Мне было только тринадцать. С виноватой улыбкой я лепетала:

– Два доллара?

– Два доллара пятьдесят центов, – равнодушно отвечал продавец.

А потом Ма бранила меня за неправильное отношение к делу. Она была убеждена, что прояви я настойчивость, и мы запросто получили бы скидку.

В школе я была все так же одинока. В середине зимы некоторые ребята появлялись на занятиях с загорелыми лицами и белыми кругами вокруг глаз – от специальных защитных очков. Они с восторгом рассказывали про разные курорты – «Сноу‑ берд» в Юте и «Валери» во Франции. Возникла мода на особый фасон лыжных курток – короткие, в обтяжку, с высоким воротом, – и вскоре большинство одноклассников облачились в них. Я подслушала, сколько стоит такая, – если в пересчете на юбки, то двадцать тысяч штук.

А еще девчонки начали пользоваться косметикой, они красились в раздевалке или в туалете. И вот этот аспект жизни интересовал меня гораздо больше, чем лыжные куртки. Косметика казалась волшебным средством, которое поможет выглядеть, как все.
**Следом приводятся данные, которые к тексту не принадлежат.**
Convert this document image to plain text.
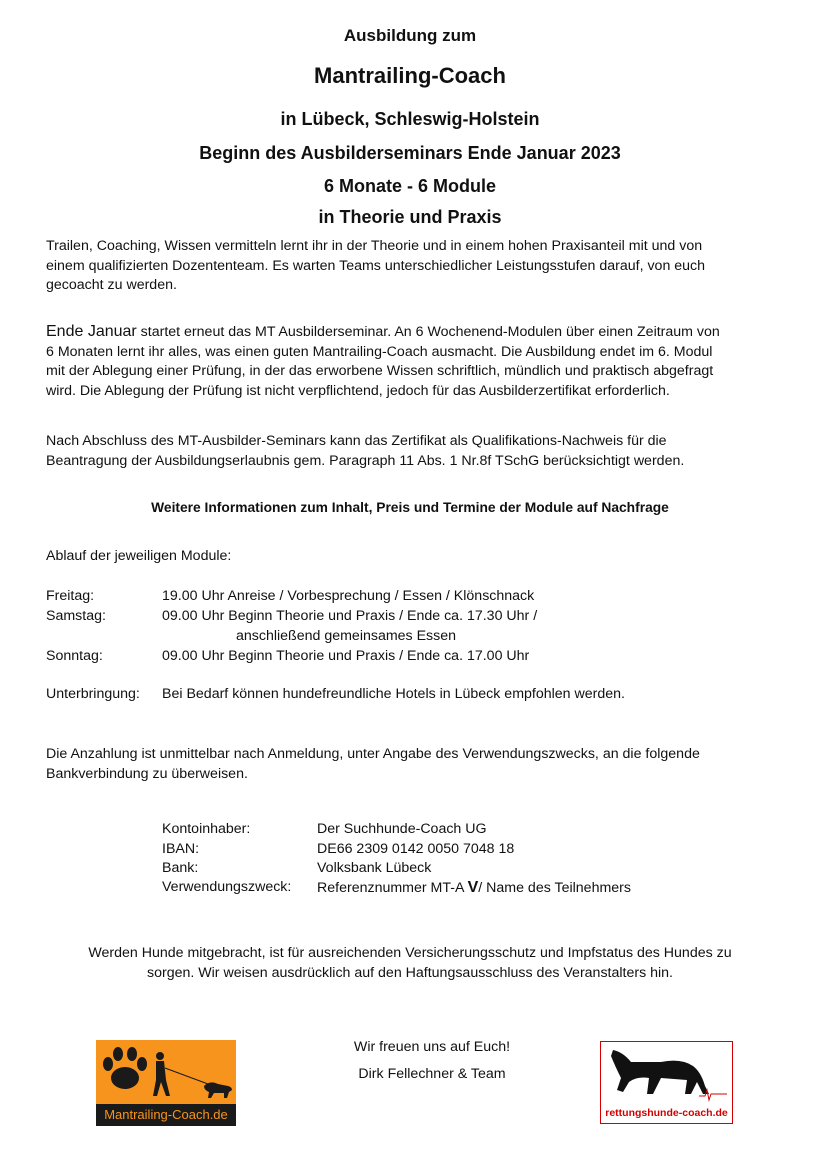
Ausbildung zum
Mantrailing-Coach
in Lübeck, Schleswig-Holstein
Beginn des Ausbilderseminars Ende Januar 2023
6 Monate - 6 Module
in Theorie und Praxis
Trailen, Coaching, Wissen vermitteln lernt ihr in der Theorie und in einem hohen Praxisanteil mit und von
einem qualifizierten Dozententeam. Es warten Teams unterschiedlicher Leistungsstufen darauf, von euch
gecoacht zu werden.
Ende Januar startet erneut das MT Ausbilderseminar. An 6 Wochenend-Modulen über einen Zeitraum von
6 Monaten lernt ihr alles, was einen guten Mantrailing-Coach ausmacht. Die Ausbildung endet im 6. Modul
mit der Ablegung einer Prüfung, in der das erworbene Wissen schriftlich, mündlich und praktisch abgefragt
wird. Die Ablegung der Prüfung ist nicht verpflichtend, jedoch für das Ausbilderzertifikat erforderlich.
Nach Abschluss des MT-Ausbilder-Seminars kann das Zertifikat als Qualifikations-Nachweis für die
Beantragung der Ausbildungserlaubnis gem. Paragraph 11 Abs. 1 Nr.8f TSchG berücksichtigt werden.
Weitere Informationen zum Inhalt, Preis und Termine der Module auf Nachfrage
Ablauf der jeweiligen Module:
Freitag:	19.00 Uhr Anreise / Vorbesprechung / Essen / Klönschnack
Samstag:	09.00 Uhr Beginn Theorie und Praxis / Ende ca. 17.30 Uhr /
anschließend gemeinsames Essen
Sonntag:	09.00 Uhr Beginn Theorie und Praxis / Ende ca. 17.00 Uhr
Unterbringung: Bei Bedarf können hundefreundliche Hotels in Lübeck empfohlen werden.
Die Anzahlung ist unmittelbar nach Anmeldung, unter Angabe des Verwendungszwecks, an die folgende
Bankverbindung zu überweisen.
Kontoinhaber:	Der Suchhunde-Coach UG
IBAN:	DE66 2309 0142 0050 7048 18
Bank:	Volksbank Lübeck
Verwendungszweck: Referenznummer MT-A V/ Name des Teilnehmers
Werden Hunde mitgebracht, ist für ausreichenden Versicherungsschutz und Impfstatus des Hundes zu
sorgen. Wir weisen ausdrücklich auf den Haftungsausschluss des Veranstalters hin.
Wir freuen uns auf Euch!
Dirk Fellechner & Team
Mantrailing-Coach.de	rettungshunde-coach.de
Как‑ то раз в туалете для девочек Аннет продемонстрировала мне штуку под названием «маскирующий карандаш». Она намазала им прыщик на подбородке, и я глазам своим не поверила – тот стал почти незаметен. Я тут же подумала, как здорово было бы замаскировать таким образом мой вечно воспаленный от простуды нос.
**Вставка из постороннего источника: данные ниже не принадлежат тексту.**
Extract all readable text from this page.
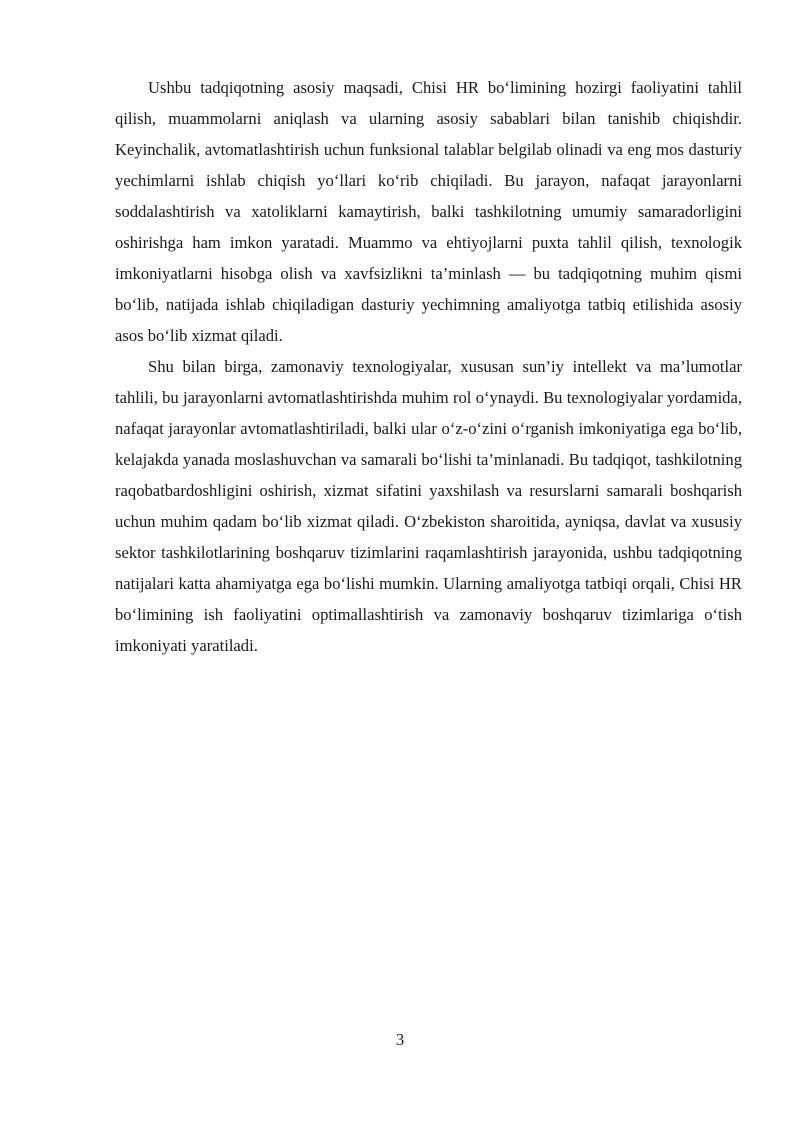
Ushbu tadqiqotning asosiy maqsadi, Chisi HR bo‘limining hozirgi faoliyatini tahlil qilish, muammolarni aniqlash va ularning asosiy sabablari bilan tanishib chiqishdir. Keyinchalik, avtomatlashtirish uchun funksional talablar belgilab olinadi va eng mos dasturiy yechimlarni ishlab chiqish yo‘llari ko‘rib chiqiladi. Bu jarayon, nafaqat jarayonlarni soddalashtirish va xatoliklarni kamaytirish, balki tashkilotning umumiy samaradorligini oshirishga ham imkon yaratadi. Muammo va ehtiyojlarni puxta tahlil qilish, texnologik imkoniyatlarni hisobga olish va xavfsizlikni ta’minlash — bu tadqiqotning muhim qismi bo‘lib, natijada ishlab chiqiladigan dasturiy yechimning amaliyotga tatbiq etilishida asosiy asos bo‘lib xizmat qiladi.

Shu bilan birga, zamonaviy texnologiyalar, xususan sun’iy intellekt va ma’lumotlar tahlili, bu jarayonlarni avtomatlashtirishda muhim rol o‘ynaydi. Bu texnologiyalar yordamida, nafaqat jarayonlar avtomatlashtiriladi, balki ular o‘z-o‘zini o‘rganish imkoniyatiga ega bo‘lib, kelajakda yanada moslashuvchan va samarali bo‘lishi ta’minlanadi. Bu tadqiqot, tashkilotning raqobatbardoshligini oshirish, xizmat sifatini yaxshilash va resurslarni samarali boshqarish uchun muhim qadam bo‘lib xizmat qiladi. O‘zbekiston sharoitida, ayniqsa, davlat va xususiy sektor tashkilotlarining boshqaruv tizimlarini raqamlashtirish jarayonida, ushbu tadqiqotning natijalari katta ahamiyatga ega bo‘lishi mumkin. Ularning amaliyotga tatbiqi orqali, Chisi HR bo‘limining ish faoliyatini optimallashtirish va zamonaviy boshqaruv tizimlariga o‘tish imkoniyati yaratiladi.

3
– Держи, – сказала Аннет. – Для меня все равно слишком темный тон.

В подобные моменты становилось ясно, что, несмотря на все мои ухищрения, Аннет понимала мою ситуацию гораздо лучше, чем кто‑ либо еще в школе, но я все равно не могла решиться говорить об этом вслух. Да и, несмотря на свою доброту, она все равно представить не могла, насколько мы в действительности бедны.
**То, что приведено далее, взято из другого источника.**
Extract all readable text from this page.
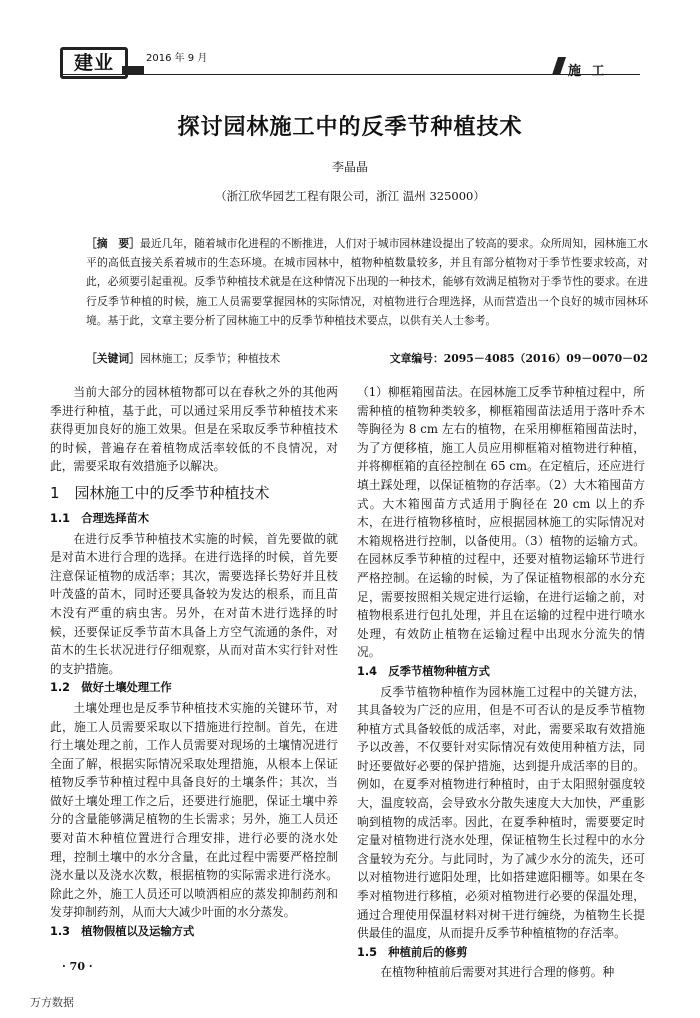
建业	2016 年 9 月
施 工
探讨园林施工中的反季节种植技术
李晶晶
（浙江欣华园艺工程有限公司，浙江 温州 325000）
［摘　要］最近几年，随着城市化进程的不断推进，人们对于城市园林建设提出了较高的要求。众所周知，园林施工水平的高低直接关系着城市的生态环境。在城市园林中，植物种植数量较多，并且有部分植物对于季节性要求较高，对此，必须要引起重视。反季节种植技术就是在这种情况下出现的一种技术，能够有效满足植物对于季节性的要求。在进行反季节种植的时候，施工人员需要掌握园林的实际情况，对植物进行合理选择，从而营造出一个良好的城市园林环境。基于此，文章主要分析了园林施工中的反季节种植技术要点，以供有关人士参考。
［关键词］园林施工；反季节；种植技术	文章编号：2095－4085（2016）09－0070－02

当前大部分的园林植物都可以在春秋之外的其他两季进行种植，基于此，可以通过采用反季节种植技术来获得更加良好的施工效果。但是在采取反季节种植技术的时候，普遍存在着植物成活率较低的不良情况，对此，需要采取有效措施予以解决。

1　园林施工中的反季节种植技术

1.1　合理选择苗木

在进行反季节种植技术实施的时候，首先要做的就是对苗木进行合理的选择。在进行选择的时候，首先要注意保证植物的成活率；其次，需要选择长势好并且枝叶茂盛的苗木，同时还要具备较为发达的根系，而且苗木没有严重的病虫害。另外，在对苗木进行选择的时候，还要保证反季节苗木具备上方空气流通的条件，对苗木的生长状况进行仔细观察，从而对苗木实行针对性的支护措施。

1.2　做好土壤处理工作

土壤处理也是反季节种植技术实施的关键环节，对此，施工人员需要采取以下措施进行控制。首先，在进行土壤处理之前，工作人员需要对现场的土壤情况进行全面了解，根据实际情况采取处理措施，从根本上保证植物反季节种植过程中具备良好的土壤条件；其次，当做好土壤处理工作之后，还要进行施肥，保证土壤中养分的含量能够满足植物的生长需求；另外，施工人员还要对苗木种植位置进行合理安排，进行必要的浇水处理，控制土壤中的水分含量，在此过程中需要严格控制浇水量以及浇水次数，根据植物的实际需求进行浇水。除此之外，施工人员还可以喷洒相应的蒸发抑制药剂和发芽抑制药剂，从而大大减少叶面的水分蒸发。

1.3　植物假植以及运输方式

（1）柳框箱囤苗法。在园林施工反季节种植过程中，所需种植的植物种类较多，柳框箱囤苗法适用于落叶乔木等胸径为 8 cm 左右的植物，在采用柳框箱囤苗法时，为了方便移植，施工人员应用柳框箱对植物进行种植，并将柳框箱的直径控制在 65 cm。在定植后，还应进行填土踩处理，以保证植物的存活率。（2）大木箱囤苗方式。大木箱囤苗方式适用于胸径在 20 cm 以上的乔木，在进行植物移植时，应根据园林施工的实际情况对木箱规格进行控制，以备使用。（3）植物的运输方式。在园林反季节种植的过程中，还要对植物运输环节进行严格控制。在运输的时候，为了保证植物根部的水分充足，需要按照相关规定进行运输，在进行运输之前，对植物根系进行包扎处理，并且在运输的过程中进行喷水处理，有效防止植物在运输过程中出现水分流失的情况。

1.4　反季节植物种植方式

反季节植物种植作为园林施工过程中的关键方法，其具备较为广泛的应用，但是不可否认的是反季节植物种植方式具备较低的成活率，对此，需要采取有效措施予以改善，不仅要针对实际情况有效使用种植方法，同时还要做好必要的保护措施，达到提升成活率的目的。例如，在夏季对植物进行种植时，由于太阳照射强度较大，温度较高，会导致水分散失速度大大加快，严重影响到植物的成活率。因此，在夏季种植时，需要要定时定量对植物进行浇水处理，保证植物生长过程中的水分含量较为充分。与此同时，为了减少水分的流失，还可以对植物进行遮阳处理，比如搭建遮阳棚等。如果在冬季对植物进行移植，必须对植物进行必要的保温处理，通过合理使用保温材料对树干进行缠绕，为植物生长提供最佳的温度，从而提升反季节种植植物的存活率。

1.5　种植前后的修剪

在植物种植前后需要对其进行合理的修剪。种

· 70 ·
万方数据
Я повзрослела и болела теперь гораздо реже, хотя насморк все еще частенько донимал. Гораздо больше волновали меня недомогания Ма. Стоило ей закашляться, и я пугалась, что туберкулез вернулся, но, к счастью, все обошлось. Уровень нашей жизни и условия ее не менялись, но с течением времени я запретила себе переживать по поводу собственных несчастий.

Мы с Ма все ждали, когда же под окнами появится специальная машина для сноса зданий, тогда ведь Тетя Пола вынуждена будет переселить нас отсюда, но этого так и не произошло. Однажды Ма спросила напрямую, когда можно будет переехать, и Тетя Пола на миг продемонстрировала свою темную сторону.

– Если вам там так плохо, никто не мешает поискать другие варианты.

После этого Ма не решалась задавать вопросы. Мы продолжали выплачивать долг, и Тетя Пола, разумеется, не желала, чтобы мы съезжали куда‑ то. Гораздо удобнее и дешевле было оставить все как есть. Да и по чести сказать, в круговерти работы и учебы мы настолько изматывались, что просто ни на что не оставалось сил.

Мы вынуждены были смириться с тараканами и мышами, закоченевшими от холода руками и ногами, жизнью перед открытой духовкой. Единственный выходной день, воскресенье, и тот был занят делами: мы закупали продукты на неделю, заканчивали взятую с фабрики работу, готовились к многочисленным китайским праздникам, а я делала домашние задания. Единственным светлым пятном было посещение храма Шаолинь в Чайнатауне. Располагавшийся на втором этаже одного из зданий Нижнего Ист‑ Сайда, он был моим личным убежищем.

Служили там настоящие китайские монахини. Бритоголовые, в черных одеждах, они бесплатно кормили вкусной вегетарианской едой: жареной лапшой с тофу, рисом, черными грибами с рифлеными шляпками под названием «облачное ушко». Монахини протягивали миску с едой, и в каждом жесте ощущалась истинная доброта. Мы возжигали благовония, кланялись огромным статуям Будды в главном зале, а потом молились за усопших, особенно за Па. В храме было так спокойно, словно мы и не уезжали из Гонконга. Словно некие высшие силы продолжали сострадательно присматривать за мной и Ма.

 

Работа на фабрике не оставляла свободного времени. Лишь изредка, когда мы не спешили с отправкой следующей партии товара, я под каким‑ нибудь надуманным предлогом сбегала на несколько часов погулять с Аннет.

В один из таких дней Аннет предложила сходить в кино. Я еще ни разу не бывала в американском кинотеатре и сначала засомневалась. Неверно расценив мои колебания, Аннет настаивала:

– Я захвачу косметику, и перед сеансом мы накрасимся. Не переживай, потом все смоем.

Придумав объяснение для Ма, мы отправились смотреть «Индиану Джонса и Храм Судьбы». Я волновалась, хватит ли у меня денег, но у окошка кассы Аннет настояла, что платить будет она. Я пробовала возразить, хотя в глубине души испытала облегчение. У меня‑ то карманных денег не было, только монетки, которые порой удавалось сохранить от сдачи в магазине, да и их я все время нервно переводила в юбки.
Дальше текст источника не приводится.